Les rapporteurs étaient Jeremy Ralph Jennings, Christophe Prochasson.


  • Résumé

    La thèse examine les idées du socialisme réformiste en France et leur formation de 1871 à la Première Guerre mondiale. Il s'agit d'abord établir le socle idéologique des socialistes français après la Commune. L'idée majeure est celle d'une opposition à la société bourgeoise économique avec le collectivisme, sociale avec la lutte des classes, et politique avec la conquête des pouvoirs publics. Les débats sur ces trois idées entraîne la fondation d'un parti ouvrier en 1879, puis des scissions. En 1882, le parti possibiliste reprend le débat, et fait de la réforme le principe à partir duquel la société doit être bouleversée, légitimant la participation électorale et l'action municipale. La Revue socialiste approfondit la réflexion sur le socialisme et les réformes, synthétisée par Benoît Malon dans le "socialisme intégral" La crise boulangiste en 1887-1889 modifie cette configuration, en amenant une partie des socialistes à soutenir la République.Entre 1893 et la fin du siècle, le réformisme, dans un contexte renouvelé, est porté par Alexandre Millerand qui fédère les socialistes et fonde l'unité sur les principes réformistes. Cette tentative n'aboutit pas, mais elle permet à Millerand de formuler les principes fondant son action au Ministère du Commerce entre 1899 et 1902. Cette participation ministérielle ouvre un débat violent dans le socialisme français. Finalement, c'est l'Internationale qui amène l'unité en 1905, aboutissement qui condamne politiquement le réformisme. Celui-ci survit, malgré tout, sous la forme d'une tradition portée dans la Revue socialiste. Elle est finalement reprise en 1910, par Albert Thomas. Le réformisme devient alors une tendance au sein de la SFIO.

  • Titre traduit

    The intellectual building of reformist socialism in France, from the Commune to the Great War


  • Résumé

    This disseration aims at analysing the ideas of reformist socialism in France. At first, it was necessary to define the intellectual grounds on which French socialists could organise their action, after the Commune.
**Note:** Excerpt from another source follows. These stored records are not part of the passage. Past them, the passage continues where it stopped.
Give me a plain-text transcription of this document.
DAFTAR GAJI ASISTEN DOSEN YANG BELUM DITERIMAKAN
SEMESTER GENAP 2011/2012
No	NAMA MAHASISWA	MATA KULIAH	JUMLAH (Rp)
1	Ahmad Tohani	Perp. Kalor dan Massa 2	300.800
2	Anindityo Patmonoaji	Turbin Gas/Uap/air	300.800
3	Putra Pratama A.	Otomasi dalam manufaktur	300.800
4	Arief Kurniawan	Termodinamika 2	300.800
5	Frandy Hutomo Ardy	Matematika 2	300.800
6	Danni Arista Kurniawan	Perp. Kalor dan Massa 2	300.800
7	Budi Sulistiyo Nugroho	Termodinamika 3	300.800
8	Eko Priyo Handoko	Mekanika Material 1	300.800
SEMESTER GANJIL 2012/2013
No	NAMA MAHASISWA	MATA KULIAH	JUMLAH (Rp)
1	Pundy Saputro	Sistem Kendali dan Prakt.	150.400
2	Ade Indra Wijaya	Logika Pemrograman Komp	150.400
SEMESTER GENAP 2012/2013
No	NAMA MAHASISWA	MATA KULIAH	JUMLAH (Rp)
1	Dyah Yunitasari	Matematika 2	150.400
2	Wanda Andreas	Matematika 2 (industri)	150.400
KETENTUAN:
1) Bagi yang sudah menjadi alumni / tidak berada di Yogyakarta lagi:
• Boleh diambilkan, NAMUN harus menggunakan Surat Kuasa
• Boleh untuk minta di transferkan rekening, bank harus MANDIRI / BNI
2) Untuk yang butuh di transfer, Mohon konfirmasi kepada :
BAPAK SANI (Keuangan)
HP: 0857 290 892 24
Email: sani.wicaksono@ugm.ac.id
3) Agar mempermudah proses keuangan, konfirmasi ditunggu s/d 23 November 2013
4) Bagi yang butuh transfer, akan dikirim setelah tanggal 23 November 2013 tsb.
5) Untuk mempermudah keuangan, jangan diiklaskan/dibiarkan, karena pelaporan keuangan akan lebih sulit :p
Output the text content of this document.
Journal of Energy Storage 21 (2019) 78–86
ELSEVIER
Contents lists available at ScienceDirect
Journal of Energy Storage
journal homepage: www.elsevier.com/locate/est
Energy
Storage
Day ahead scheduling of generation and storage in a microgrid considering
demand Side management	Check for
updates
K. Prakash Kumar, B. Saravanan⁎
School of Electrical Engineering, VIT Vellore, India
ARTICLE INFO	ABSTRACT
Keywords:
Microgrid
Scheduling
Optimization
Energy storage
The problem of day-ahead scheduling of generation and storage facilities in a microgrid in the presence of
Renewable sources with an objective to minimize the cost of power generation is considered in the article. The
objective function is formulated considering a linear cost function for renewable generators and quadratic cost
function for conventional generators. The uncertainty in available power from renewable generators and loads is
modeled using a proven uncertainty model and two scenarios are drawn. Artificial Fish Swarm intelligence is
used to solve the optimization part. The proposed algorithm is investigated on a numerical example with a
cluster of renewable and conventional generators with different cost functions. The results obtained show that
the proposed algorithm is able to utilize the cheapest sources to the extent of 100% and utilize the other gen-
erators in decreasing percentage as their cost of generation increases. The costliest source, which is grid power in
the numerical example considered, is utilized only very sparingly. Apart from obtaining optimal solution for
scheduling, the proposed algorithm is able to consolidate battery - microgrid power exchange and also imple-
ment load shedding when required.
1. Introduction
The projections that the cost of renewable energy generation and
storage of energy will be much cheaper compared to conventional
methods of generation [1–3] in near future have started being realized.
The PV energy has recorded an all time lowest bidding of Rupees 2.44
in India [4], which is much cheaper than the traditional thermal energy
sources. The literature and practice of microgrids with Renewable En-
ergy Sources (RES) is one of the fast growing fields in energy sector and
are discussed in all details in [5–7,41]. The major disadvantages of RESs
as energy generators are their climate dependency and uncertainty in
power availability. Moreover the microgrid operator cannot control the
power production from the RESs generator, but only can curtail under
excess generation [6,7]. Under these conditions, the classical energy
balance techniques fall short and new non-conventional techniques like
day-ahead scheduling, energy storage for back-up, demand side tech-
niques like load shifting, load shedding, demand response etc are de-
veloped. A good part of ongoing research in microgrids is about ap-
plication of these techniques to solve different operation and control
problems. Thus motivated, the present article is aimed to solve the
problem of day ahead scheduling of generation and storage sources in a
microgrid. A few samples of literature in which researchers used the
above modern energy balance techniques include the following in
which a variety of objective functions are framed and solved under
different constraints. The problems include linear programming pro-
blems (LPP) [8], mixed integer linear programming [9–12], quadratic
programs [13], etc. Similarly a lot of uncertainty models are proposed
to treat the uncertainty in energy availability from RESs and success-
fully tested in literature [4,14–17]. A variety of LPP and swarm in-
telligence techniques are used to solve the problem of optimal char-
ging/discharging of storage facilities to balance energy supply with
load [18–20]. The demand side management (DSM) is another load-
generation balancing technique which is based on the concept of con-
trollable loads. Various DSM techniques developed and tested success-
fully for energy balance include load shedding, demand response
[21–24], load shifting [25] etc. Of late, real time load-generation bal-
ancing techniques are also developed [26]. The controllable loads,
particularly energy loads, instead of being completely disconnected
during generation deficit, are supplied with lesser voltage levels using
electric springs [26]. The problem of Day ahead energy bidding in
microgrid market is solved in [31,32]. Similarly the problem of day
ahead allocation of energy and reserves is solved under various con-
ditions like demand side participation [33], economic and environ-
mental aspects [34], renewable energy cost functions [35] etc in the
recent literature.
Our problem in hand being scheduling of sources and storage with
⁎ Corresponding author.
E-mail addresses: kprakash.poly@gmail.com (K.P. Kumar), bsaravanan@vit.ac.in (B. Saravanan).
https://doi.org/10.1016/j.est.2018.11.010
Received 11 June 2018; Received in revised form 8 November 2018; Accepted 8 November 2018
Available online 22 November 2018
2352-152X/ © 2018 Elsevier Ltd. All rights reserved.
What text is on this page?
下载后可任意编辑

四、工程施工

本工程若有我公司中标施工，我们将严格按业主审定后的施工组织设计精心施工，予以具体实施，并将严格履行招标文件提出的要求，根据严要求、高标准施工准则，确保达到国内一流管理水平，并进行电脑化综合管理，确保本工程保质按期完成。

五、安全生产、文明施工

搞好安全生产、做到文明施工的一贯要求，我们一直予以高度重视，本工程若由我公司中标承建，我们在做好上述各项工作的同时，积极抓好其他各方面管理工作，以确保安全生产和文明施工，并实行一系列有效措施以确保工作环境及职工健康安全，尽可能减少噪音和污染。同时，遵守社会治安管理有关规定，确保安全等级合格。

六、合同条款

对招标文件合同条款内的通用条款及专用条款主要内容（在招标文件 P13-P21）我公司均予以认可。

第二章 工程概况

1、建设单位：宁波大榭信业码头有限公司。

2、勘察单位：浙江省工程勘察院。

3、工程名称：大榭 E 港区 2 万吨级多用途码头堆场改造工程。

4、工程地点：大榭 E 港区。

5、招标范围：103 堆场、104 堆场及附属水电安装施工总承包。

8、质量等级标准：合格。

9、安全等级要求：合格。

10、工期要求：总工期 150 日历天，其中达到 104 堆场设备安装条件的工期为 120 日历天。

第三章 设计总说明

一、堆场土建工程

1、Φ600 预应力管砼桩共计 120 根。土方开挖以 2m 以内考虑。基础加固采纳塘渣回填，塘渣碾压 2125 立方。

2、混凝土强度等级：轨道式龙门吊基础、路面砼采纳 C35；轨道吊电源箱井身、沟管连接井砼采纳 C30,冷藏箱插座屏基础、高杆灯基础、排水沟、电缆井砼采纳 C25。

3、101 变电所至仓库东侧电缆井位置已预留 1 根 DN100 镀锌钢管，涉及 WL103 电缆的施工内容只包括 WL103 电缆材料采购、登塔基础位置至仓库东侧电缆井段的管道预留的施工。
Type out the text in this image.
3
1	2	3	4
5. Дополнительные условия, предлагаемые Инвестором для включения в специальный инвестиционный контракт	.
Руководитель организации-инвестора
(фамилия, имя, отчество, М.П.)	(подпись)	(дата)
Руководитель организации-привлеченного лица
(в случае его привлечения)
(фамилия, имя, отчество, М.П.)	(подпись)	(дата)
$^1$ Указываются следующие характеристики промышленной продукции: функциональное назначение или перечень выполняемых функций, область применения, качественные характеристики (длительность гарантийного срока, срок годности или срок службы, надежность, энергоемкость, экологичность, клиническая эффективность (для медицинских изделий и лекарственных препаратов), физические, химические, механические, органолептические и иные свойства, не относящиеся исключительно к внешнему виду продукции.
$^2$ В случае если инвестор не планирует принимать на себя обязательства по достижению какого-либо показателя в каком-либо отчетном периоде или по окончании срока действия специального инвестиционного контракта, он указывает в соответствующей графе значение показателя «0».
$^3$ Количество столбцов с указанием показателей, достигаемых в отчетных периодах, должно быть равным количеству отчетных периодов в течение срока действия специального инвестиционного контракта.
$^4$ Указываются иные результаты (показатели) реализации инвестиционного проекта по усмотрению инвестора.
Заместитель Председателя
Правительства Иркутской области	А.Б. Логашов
Their main idea was the radical opposition towards the bourgeois society, and three main elements were conceptualised: an economic element, first, with collectivism, a social element, then, with class struggle, and a political element, with the fight for power. Debating these three items was a long process, and it finally explained the foundation of the first socialist party in France, in 1879, and its divisions. In 1882, the parti ouvrier developped the previous ideas, and the reform was defined as a principle by which socialism could overthrow the bourgeois society from within. At the same time, the Revue Socialiste deepened its reflection on reforms, and Benoît Malon gave a synthesis of his conception in "Socialisme intégral". The boulangist crisis in 1887-1889 modified this configuration, by forcing these socialits to support the Republic. Between 1893 and the end of the century, reformism was led by Alexandre Millerand, who gathered socialists under one progrem defined in 1896. This attempt was a failure, but it contributed to define the main features of Millerand's action as a Minister of Trade between 1899 and 1902. This participation to the government opened a violent debate among French socialism, At last, the International ordered the unification of French socialists in 1905, and it seemed to be the political condemnation of reformism. But this trend did subsist in the Revue socialiste, as an intellectual tradition, used after 1910 by Albert Thomas.